My Williams brothers and sisters, as the legendary Barry White aptly states in a voice far more sonorous than mine, “Your sweetness is my weakness.” You are amazing. I have loved attending your events and seeing you guys move your hips on stage to Bachata music and hearing you belt out renditions of Taylor Swift songs (both during a capella concerts as well as solo performances that I’d hear whenever I would walk past showers) and even, on occasion, seeing everything when the Springstreakers ran wild through the libraries because those were moments in which I was able to see you all, my family, release and fully express yourselves through activities you love.

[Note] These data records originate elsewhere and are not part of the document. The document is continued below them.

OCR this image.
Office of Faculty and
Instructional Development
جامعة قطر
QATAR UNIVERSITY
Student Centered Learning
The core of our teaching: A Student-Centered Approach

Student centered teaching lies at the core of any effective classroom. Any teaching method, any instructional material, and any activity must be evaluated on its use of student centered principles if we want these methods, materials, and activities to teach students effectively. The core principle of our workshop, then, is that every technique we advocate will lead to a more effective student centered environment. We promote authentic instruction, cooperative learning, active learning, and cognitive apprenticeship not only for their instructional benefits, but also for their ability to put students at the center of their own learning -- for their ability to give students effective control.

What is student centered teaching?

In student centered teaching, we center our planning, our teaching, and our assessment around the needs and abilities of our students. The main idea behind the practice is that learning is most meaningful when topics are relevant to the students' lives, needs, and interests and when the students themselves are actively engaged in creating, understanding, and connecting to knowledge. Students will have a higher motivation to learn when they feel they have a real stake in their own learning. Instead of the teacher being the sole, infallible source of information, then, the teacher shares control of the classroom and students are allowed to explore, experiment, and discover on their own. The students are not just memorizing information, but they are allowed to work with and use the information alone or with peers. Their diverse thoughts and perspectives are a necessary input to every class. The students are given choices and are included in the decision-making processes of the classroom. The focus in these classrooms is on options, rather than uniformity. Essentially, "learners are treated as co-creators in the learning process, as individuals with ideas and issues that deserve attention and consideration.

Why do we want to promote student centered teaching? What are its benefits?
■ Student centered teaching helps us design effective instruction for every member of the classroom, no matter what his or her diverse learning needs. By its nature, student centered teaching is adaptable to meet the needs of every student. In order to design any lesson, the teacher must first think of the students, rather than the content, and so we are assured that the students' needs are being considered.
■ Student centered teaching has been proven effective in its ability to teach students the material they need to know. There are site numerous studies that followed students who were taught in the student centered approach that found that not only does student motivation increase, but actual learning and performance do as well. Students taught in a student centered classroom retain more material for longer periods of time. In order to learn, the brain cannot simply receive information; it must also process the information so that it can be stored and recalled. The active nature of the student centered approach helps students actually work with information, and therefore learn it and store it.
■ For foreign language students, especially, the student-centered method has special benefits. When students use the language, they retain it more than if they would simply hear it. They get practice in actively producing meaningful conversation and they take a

Through flaunting your personality you enabled us, on the receiving end, to shout out those ever-­-so-­-meaningful words, “I see you, Anna Marrs!” or whoever we happened to see. This lack of anonymity, the inability to stay hidden at Williams, is central to the institution’s creed and is an extraordinary thing. We demonstrate it through procrastination “selfies” and Eph Compliments, through offering rooms to friends in the wake of hate crimes and having heart-­-to-­-hearts on Science Quad, through hearing both friends and strangers speak at Storytimes or You Are Not Alones, and through the simple day-­-to-­-day snack bar check-­-ins to make sure we’re living healthy lives; we recognize and respect one another as moral agents and keep each other in our minds’ eyes. I’ve found that it’s through this seeing that the most rewarding outcomes occur. rewarding outcomes occur.

Just a few days ago when our Mount Hope Dinner Dance was abruptly interrupted by the tornado, you all vitalized me by banding together and bringing one another up. You moved tables and chairs, shared asparagus and for some reason kept dumping more onto my plate, said more sincere “thank you’s” than I’ve ever heard at once, and brought an explosion of swag to the dance floor. You body rolled with the flow, even when the flow flooded every road between Mount Hope and Paresky. Together, we elevated the collective chi of Paresky and proved that we make this experience what it is. We are Williams.

While it seems like we only hear about the individualism and self-centeredness of the world at large, this world that we’ve created is connected and intimate. I’m hopeful for life after graduation because I don’t think I’ll ever cease finding energy to create, learn, and make better when I see you, my family, doing what you do.

I’ll end with a poem from one of my favorite Bollywood movies. The translation reads:

Open the door
Draw the curtains
The wind is all tied up
Let’s set it free

In celebration of our opening the door, and excited for what it will mean for the world. Class of 2013, I see you. Thank you for doing you.